NEW YORK (Reuters) - The dollar fell to multi-week lows against the euro and the yen on Friday after a report showed U.S. economic growth cooled in the first quarter, raising the prospect of further stimulus from the Federal Reserve.
The weaker-than-expected growth showed businesses cut back on investment and restocked shelves at a moderate pace at a time when investors are worried that lack of job creation will stem consumer spending.
The euro was already higher after a smooth Italian bond auction eased concerns over peripheral euro-zone debt markets and offset jitters sparked by a downgrade of Spain’s sovereign debt and dismal Spanish economic data.
The U.S. economic data added to the dollar’s woes, sending it to its lowest since mid-April against the yen.
“GDP was worse-than-expected, and that increases the chances of Fed launching QE3,” said Daniel Hwang, senior currency strategist at Forex.com in New York. “Markets shrugged off the Spanish rating action, and we could see risk assets continue upward momentum on expectations of a Fed move. This is negative for the dollar as it increases QE3 chances.”
The euro rose to a three week high of $1.3270 and last traded at $1.3259 up 0.4 percent, well off the session low of $1.3155, according to Reuters data. The dollar was last down 0.5 percent against the yen at 80.62 yen.
The euro was already bid as the New York session began after Italy sold 5.95 billion euros of bonds, in an auction which analysts said went well.
That overcame a slew of bad news in the last 24 hours for the euro zone. Standard & Poor’s cut Spain’s credit rating to BBB-plus from A late on Thursday and gave it a negative outlook, warning it expects the government’s budget deficit to deteriorate even more than previously thought due to economic contraction.
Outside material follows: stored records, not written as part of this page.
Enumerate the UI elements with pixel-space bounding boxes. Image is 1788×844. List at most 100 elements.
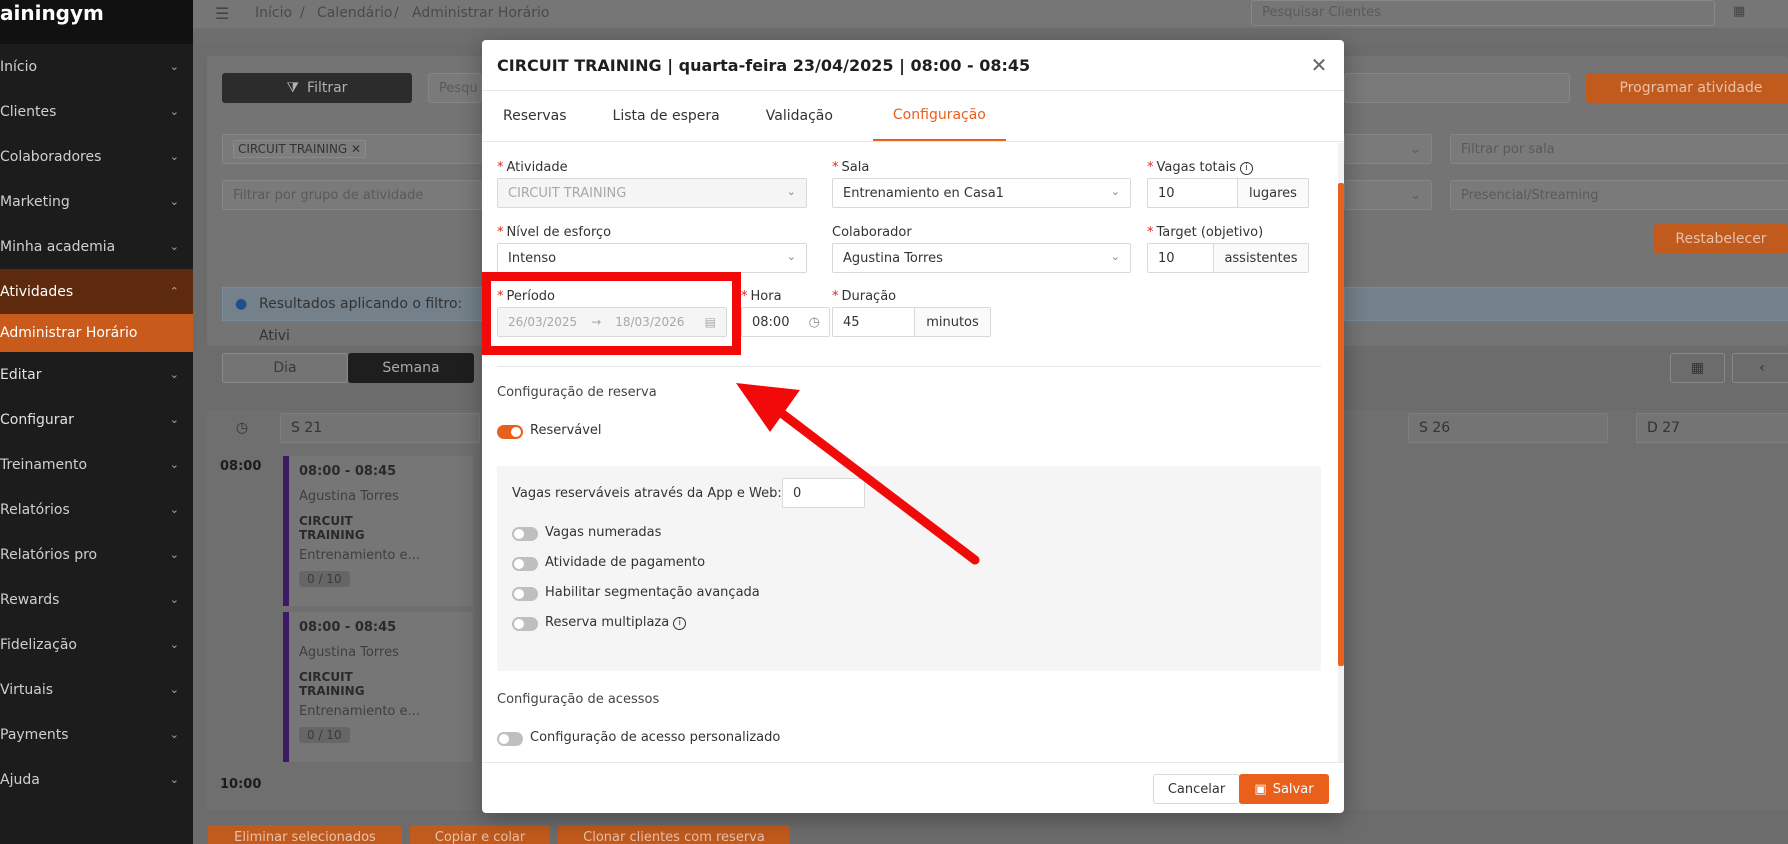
sidebar-item-relatorios-pro[interactable]: Relatórios pro ⌄ <box>0 532 193 577</box>
mode-filter[interactable]: Presencial/Streaming <box>1450 180 1788 210</box>
hour-picker[interactable]: 08:00 ◷ <box>741 307 830 337</box>
target-unit: assistentes <box>1213 243 1309 273</box>
info-icon[interactable]: i <box>1239 162 1253 175</box>
chevron-down-icon: ⌄ <box>169 368 179 381</box>
duration-label: * Duração <box>832 289 897 304</box>
filter-icon: ⧩ <box>286 80 300 96</box>
day-header-s21: S 21 <box>280 413 480 443</box>
save-button[interactable]: ▣ Salvar <box>1239 774 1329 804</box>
cancel-button[interactable]: Cancelar <box>1153 774 1240 804</box>
sidebar-item-editar[interactable]: Editar ⌄ <box>0 352 193 397</box>
tab-configuracao[interactable]: Configuração <box>872 91 1006 141</box>
sidebar-item-payments[interactable]: Payments ⌄ <box>0 712 193 757</box>
chevron-up-icon: ⌃ <box>169 285 179 298</box>
sidebar-item-virtuais[interactable]: Virtuais ⌄ <box>0 667 193 712</box>
advanced-segmentation-toggle[interactable] <box>512 587 538 601</box>
background-search-input-right[interactable] <box>1344 73 1570 103</box>
custom-access-toggle[interactable] <box>497 732 523 746</box>
collaborator-select[interactable]: Agustina Torres ⌄ <box>832 243 1131 273</box>
tab-validacao[interactable]: Validação <box>760 91 853 141</box>
sidebar-item-rewards[interactable]: Rewards ⌄ <box>0 577 193 622</box>
chevron-down-icon: ⌄ <box>786 185 796 198</box>
prev-week-button[interactable]: ‹ <box>1732 353 1788 383</box>
total-spots-input[interactable]: 10 <box>1147 178 1238 208</box>
background-search-input[interactable]: Pesqu <box>428 73 482 103</box>
chevron-down-icon: ⌄ <box>169 458 179 471</box>
sidebar-item-marketing[interactable]: Marketing ⌄ <box>0 179 193 224</box>
filter-dropdown-2[interactable]: ⌄ <box>1344 180 1432 210</box>
copy-paste-button[interactable]: Copiar e colar <box>410 825 550 844</box>
tab-reservas[interactable]: Reservas <box>497 91 587 141</box>
filter-dropdown[interactable]: ⌄ <box>1344 134 1432 164</box>
effort-select[interactable]: Intenso ⌄ <box>497 243 807 273</box>
program-activity-button[interactable]: Programar atividade <box>1586 73 1788 103</box>
chevron-down-icon: ⌄ <box>1410 141 1421 157</box>
modal-footer: Cancelar ▣ Salvar <box>482 762 1344 813</box>
app-web-spots-input[interactable]: 0 <box>782 478 865 508</box>
modal-body: * Atividade CIRCUIT TRAINING ⌄ * Sala Entre… <box>482 143 1344 763</box>
sidebar-item-clientes[interactable]: Clientes ⌄ <box>0 89 193 134</box>
info-banner-right <box>1344 287 1788 321</box>
chevron-down-icon: ⌄ <box>169 60 179 73</box>
room-filter[interactable]: Filtrar por sala <box>1450 134 1788 164</box>
sidebar-item-ajuda[interactable]: Ajuda ⌄ <box>0 757 193 802</box>
calendar-button[interactable]: ▦ <box>1670 353 1725 383</box>
target-input[interactable]: 10 <box>1147 243 1214 273</box>
close-icon[interactable]: ✕ <box>1308 54 1330 76</box>
clock-icon: ◷ <box>235 420 249 436</box>
event-card[interactable]: 08:00 - 08:45 Agustina Torres CIRCUIT TR… <box>283 612 473 762</box>
clone-clients-button[interactable]: Clonar clientes com reserva <box>558 825 790 844</box>
chevron-down-icon: ⌄ <box>1410 187 1421 203</box>
numbered-spots-toggle[interactable] <box>512 527 538 541</box>
filter-button[interactable]: ⧩ Filtrar <box>222 73 412 103</box>
duration-input[interactable]: 45 <box>832 307 915 337</box>
paid-activity-toggle[interactable] <box>512 557 538 571</box>
sidebar-item-administrar-horario[interactable]: Administrar Horário <box>0 314 193 352</box>
brand-logo: ainingym <box>0 0 193 44</box>
tab-lista-de-espera[interactable]: Lista de espera <box>607 91 740 141</box>
group-filter[interactable]: Filtrar por grupo de atividade <box>222 180 482 210</box>
sidebar-item-atividades[interactable]: Atividades ⌃ <box>0 269 193 314</box>
chevron-down-icon: ⌄ <box>169 593 179 606</box>
room-select[interactable]: Entrenamiento en Casa1 ⌄ <box>832 178 1131 208</box>
chevron-down-icon: ⌄ <box>169 503 179 516</box>
room-label: * Sala <box>832 160 870 175</box>
sidebar-item-treinamento[interactable]: Treinamento ⌄ <box>0 442 193 487</box>
chevron-down-icon: ⌄ <box>169 773 179 786</box>
time-slot-1000: 10:00 <box>220 777 262 792</box>
modal-header: CIRCUIT TRAINING | quarta-feira 23/04/20… <box>482 40 1344 91</box>
menu-icon[interactable]: ☰ <box>215 4 229 23</box>
sidebar-item-relatorios[interactable]: Relatórios ⌄ <box>0 487 193 532</box>
access-section-title: Configuração de acessos <box>497 692 660 707</box>
calendar-icon[interactable]: ▦ <box>1733 4 1745 19</box>
sidebar: ainingym Início ⌄ Clientes ⌄ Colaboradores… <box>0 0 193 844</box>
reset-button[interactable]: Restabelecer <box>1654 224 1788 254</box>
breadcrumb-item-inicio[interactable]: Início <box>255 5 292 21</box>
view-week-button[interactable]: Semana <box>348 353 474 383</box>
reservable-toggle[interactable] <box>497 425 523 439</box>
total-spots-label: * Vagas totais i <box>1147 160 1253 175</box>
time-slot-0800: 08:00 <box>220 459 262 474</box>
sidebar-item-configurar[interactable]: Configurar ⌄ <box>0 397 193 442</box>
custom-access-label: Configuração de acesso personalizado <box>530 730 781 745</box>
activity-filter[interactable]: CIRCUIT TRAINING ✕ <box>222 134 482 164</box>
activity-select: CIRCUIT TRAINING ⌄ <box>497 178 807 208</box>
view-day-button[interactable]: Dia <box>222 353 348 383</box>
event-card[interactable]: 08:00 - 08:45 Agustina Torres CIRCUIT TR… <box>283 456 473 606</box>
delete-selected-button[interactable]: Eliminar selecionados <box>208 825 402 844</box>
breadcrumb-item-administrar-horario: Administrar Horário <box>412 5 550 21</box>
chevron-down-icon: ⌄ <box>169 728 179 741</box>
breadcrumb-separator: / <box>300 5 305 21</box>
chevron-down-icon: ⌄ <box>1110 250 1120 263</box>
sidebar-item-inicio[interactable]: Início ⌄ <box>0 44 193 89</box>
divider <box>497 366 1321 367</box>
breadcrumb-item-calendario[interactable]: Calendário <box>317 5 392 21</box>
sidebar-item-colaboradores[interactable]: Colaboradores ⌄ <box>0 134 193 179</box>
info-icon[interactable]: i <box>673 617 687 630</box>
modal-tabs: Reservas Lista de espera Validação Confi… <box>482 91 1344 142</box>
client-search-input[interactable]: Pesquisar Clientes <box>1251 0 1715 26</box>
sidebar-item-minha-academia[interactable]: Minha academia ⌄ <box>0 224 193 269</box>
multiplaza-toggle[interactable] <box>512 617 538 631</box>
reservable-label: Reservável <box>530 423 602 438</box>
sidebar-item-fidelizacao[interactable]: Fidelização ⌄ <box>0 622 193 667</box>
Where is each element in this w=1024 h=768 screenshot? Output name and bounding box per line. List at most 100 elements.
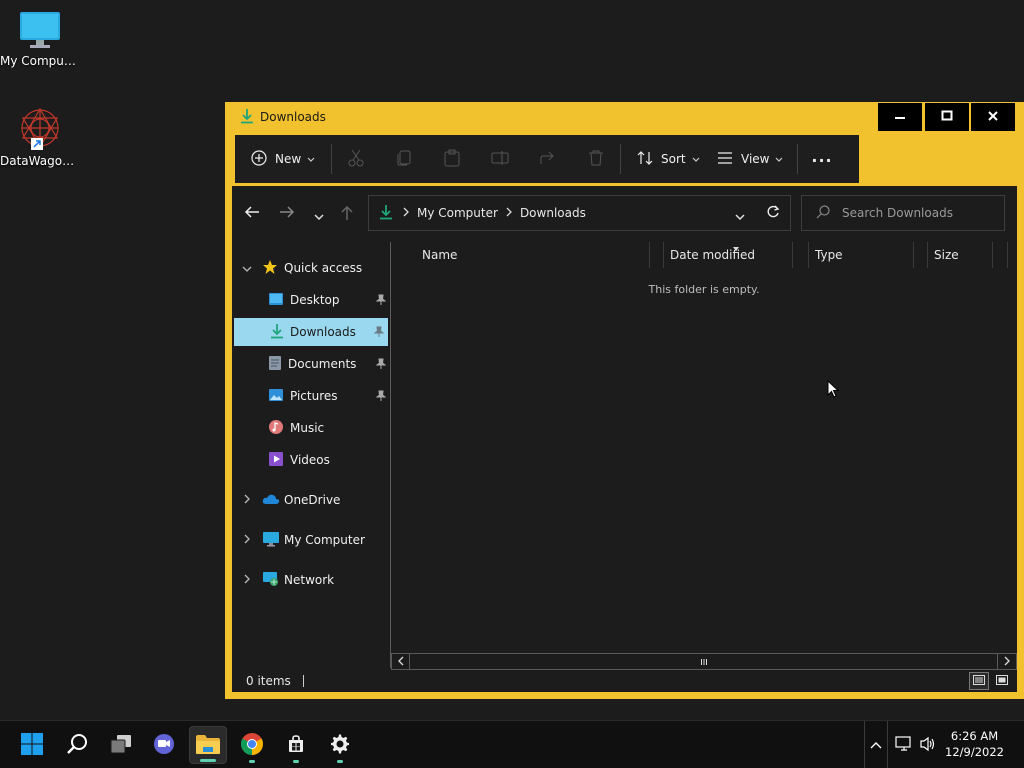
desktop-icon-label: My Computer (0, 54, 80, 68)
desktop-icon-my-computer[interactable]: My Computer (0, 10, 80, 68)
scissors-icon (348, 149, 364, 170)
sort-icon (637, 150, 653, 169)
nav-item-onedrive[interactable]: OneDrive (232, 486, 390, 514)
pin-icon (375, 358, 387, 373)
network-status-button[interactable] (895, 736, 913, 755)
search-box[interactable]: Search Downloads (801, 195, 1005, 231)
search-icon (66, 733, 88, 758)
nav-label: Documents (288, 357, 357, 371)
monitor-icon (0, 10, 80, 50)
copy-button[interactable] (380, 135, 428, 183)
refresh-button[interactable] (766, 205, 780, 222)
star-icon (262, 259, 278, 278)
datawagon-shortcut-icon (0, 106, 80, 150)
clock[interactable]: 6:26 AM 12/9/2022 (945, 728, 1004, 760)
horizontal-scrollbar[interactable] (391, 653, 1017, 670)
nav-item-my-computer[interactable]: My Computer (232, 526, 390, 554)
cut-button[interactable] (332, 135, 380, 183)
column-label: Name (422, 248, 458, 262)
volume-button[interactable] (919, 736, 937, 755)
nav-label: My Computer (284, 533, 365, 547)
search-button[interactable] (58, 726, 96, 764)
address-row: My Computer Downloads Search Downloads (232, 186, 1017, 240)
grip-icon (700, 655, 708, 669)
scroll-left-button[interactable] (392, 654, 410, 669)
copy-icon (397, 150, 411, 169)
trash-icon (588, 149, 604, 170)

Spanish data released Friday highlighted the extent of economic weakness in the highly indebted country, with nearly a quarter of the nation’s workforce unemployed and retail sales falling for the 21st consecutive month.
Spanish 10-year bond yields moved back above 6 percent on Friday, while investors sought safety in German bond futures which rose to record highs.
“If you look at the downgrade and economic data out of Spain, it makes pretty grim reading,” said Jeremy Stretch, Head of European FX Strategy at CIBC Global Markets.
There was also talk of quasi official Swiss buying of euros against the Swiss franc which was keeping the euro buoyed against the dollar. The euro was little changed at 1.2013 Swiss francs with the session low of 1.2001 francs.
That was just off the floor set by the Swiss National Bank of 1.2000 Swiss francs, a level they have drawn as the line in the sand for franc strength against the euro.
The yen was firmer against the dollar and the euro after further easing measures from the Bank of Japan were seen as incremental rather than significant steps to try to dig the Japanese economy out of the doldrums.
The Bank increased bond buying by 10 trillion yen, expanding the target of its bond purchases to bonds with up to three years left to maturity from those with two years or less, and increased its buying of exchange-traded funds.
The Bank also extend the period of its asset purchases to June next year from December.
Japanese exporters were quick to buy the Japanese currency after hype about the BOJ’s easing for weeks.
Market players said the BOJ’s easing was no bazooka that would push the dollar beyond its 11-month peak touched last month.
“We are seeing a reappraisal of the effects of QE, which I don’t think should lead to a weaker yen as a lot of the money will stay in Japan,” said Maher at HSBC.